Teenager Alex Winter (Sebastián Aguirre) has had a rough day, a rough week, probably a rough life as he deals with a controlling and repressive mother
(Úrsula Pruneda) and that's all they have: each other, since the man of the house has left them for good, reasons unknown. All that Alex wants
from his life is to spend his days having fun with his best mate (Fernando A. Ríos), drinking and getting high. Later on he's introduced to
Temo (Fernando Roldán), an older figure of which is hard to figure out what's the real deal, if he's a drug dealer or arms dealer or both, and he
recruits Alex after the teen loses his job at a butcher shop. And that's when trouble begins for everybody since Alex abuses a lot from the substances
and he begins hallucinating with a dangerous faceless creature.
If the movie has a triumph is thanks to the leading man, a very expressive young actor who goes from somewhat timid and quite kid to the point of
becoming a complete deranged character who borders insanity. Aside from him, "Alex Winter" is a crazed slow mess that doesn't reward us as an entertainment
neither as an eloquent statement about complex family lives where both parts (mom and son) suffocate each other with just their presence and small acts.

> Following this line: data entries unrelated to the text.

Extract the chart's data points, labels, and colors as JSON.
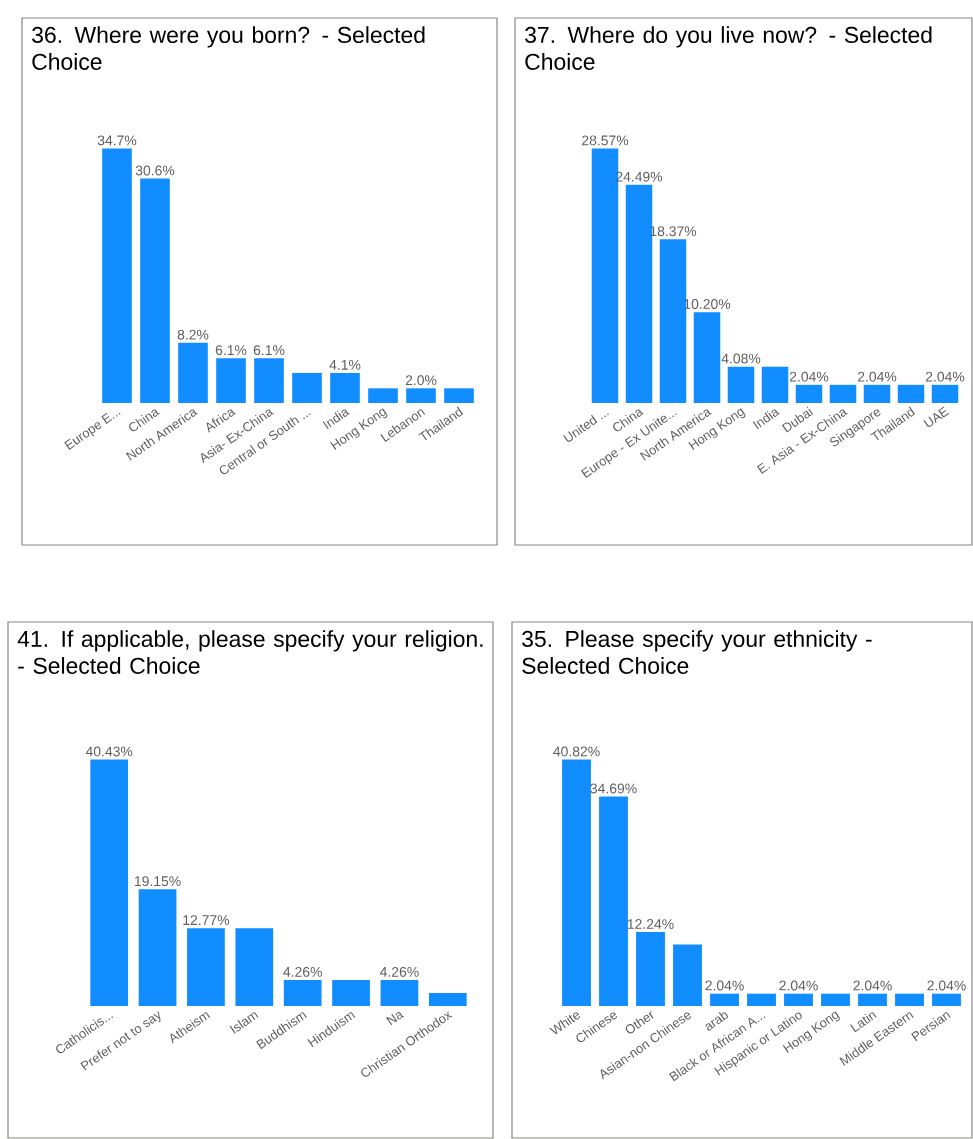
{
  "chart_data": [
    {
      "type": "bar",
      "title": "36. Where were you born? - Selected Choice",
      "color": "#118dff",
      "categories": [
        "Europe E...",
        "China",
        "North America",
        "Africa",
        "Asia- Ex-China",
        "Central or South ...",
        "India",
        "Hong Kong",
        "Lebanon",
        "Thailand"
      ],
      "values": [
        34.7,
        30.6,
        8.2,
        6.1,
        6.1,
        4.1,
        4.1,
        2.0,
        2.0,
        2.0
      ],
      "value_labels": [
        "34.7%",
        "30.6%",
        "8.2%",
        "6.1%",
        "6.1%",
        null,
        "4.1%",
        null,
        "2.0%",
        null
      ]
    },
    {
      "type": "bar",
      "title": "37. Where do you live now? - Selected Choice",
      "color": "#118dff",
      "categories": [
        "United ...",
        "China",
        "Europe - Ex Unite...",
        "North America",
        "Hong Kong",
        "India",
        "Dubai",
        "E. Asia - Ex-China",
        "Singapore",
        "Thailand",
        "UAE"
      ],
      "values": [
        28.57,
        24.49,
        18.37,
        10.2,
        4.08,
        4.08,
        2.04,
        2.04,
        2.04,
        2.04,
        2.04
      ],
      "value_labels": [
        "28.57%",
        "24.49%",
        "18.37%",
        "10.20%",
        "4.08%",
        null,
        "2.04%",
        null,
        "2.04%",
        null,
        "2.04%"
      ]
    },
    {
      "type": "bar",
      "title": "41. If applicable, please specify your religion. - Selected Choice",
      "color": "#118dff",
      "categories": [
        "Catholicis...",
        "Prefer not to say",
        "Atheism",
        "Islam",
        "Buddhism",
        "Hinduism",
        "Na",
        "Christian Orthodox"
      ],
      "values": [
        40.43,
        19.15,
        12.77,
        12.77,
        4.26,
        4.26,
        4.26,
        2.13
      ],
      "value_labels": [
        "40.43%",
        "19.15%",
        "12.77%",
        null,
        "4.26%",
        null,
        "4.26%",
        null
      ]
    },
    {
      "type": "bar",
      "title": "35. Please specify your ethnicity - Selected Choice",
      "color": "#118dff",
      "categories": [
        "White",
        "Chinese",
        "Other",
        "Asian-non Chinese",
        "arab",
        "Black or African A...",
        "Hispanic or Latino",
        "Hong Kong",
        "Latin",
        "Middle Eastern",
        "Persian"
      ],
      "values": [
        40.82,
        34.69,
        12.24,
        10.2,
        2.04,
        2.04,
        2.04,
        2.04,
        2.04,
        2.04,
        2.04
      ],
      "value_labels": [
        "40.82%",
        "34.69%",
        "12.24%",
        null,
        "2.04%",
        null,
        "2.04%",
        null,
        "2.04%",
        null,
        "2.04%"
      ]
    }
  ]
}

There's a lot more presented there but I won't address those, maybe I'm giving you the chance to see it for yourself and see how troubled this is. Besides
the "story" or scenes that just follow one another without generating interest, the cinematography and camera work is terribly dark and one has to force
himself to actually see things.
Zero expectations for it, just went in out of curiosity and to kill some time (1 hour long, no worries) but at least something good or some interesting
outcome could've come from this. Well, I've got nothing. 4/10.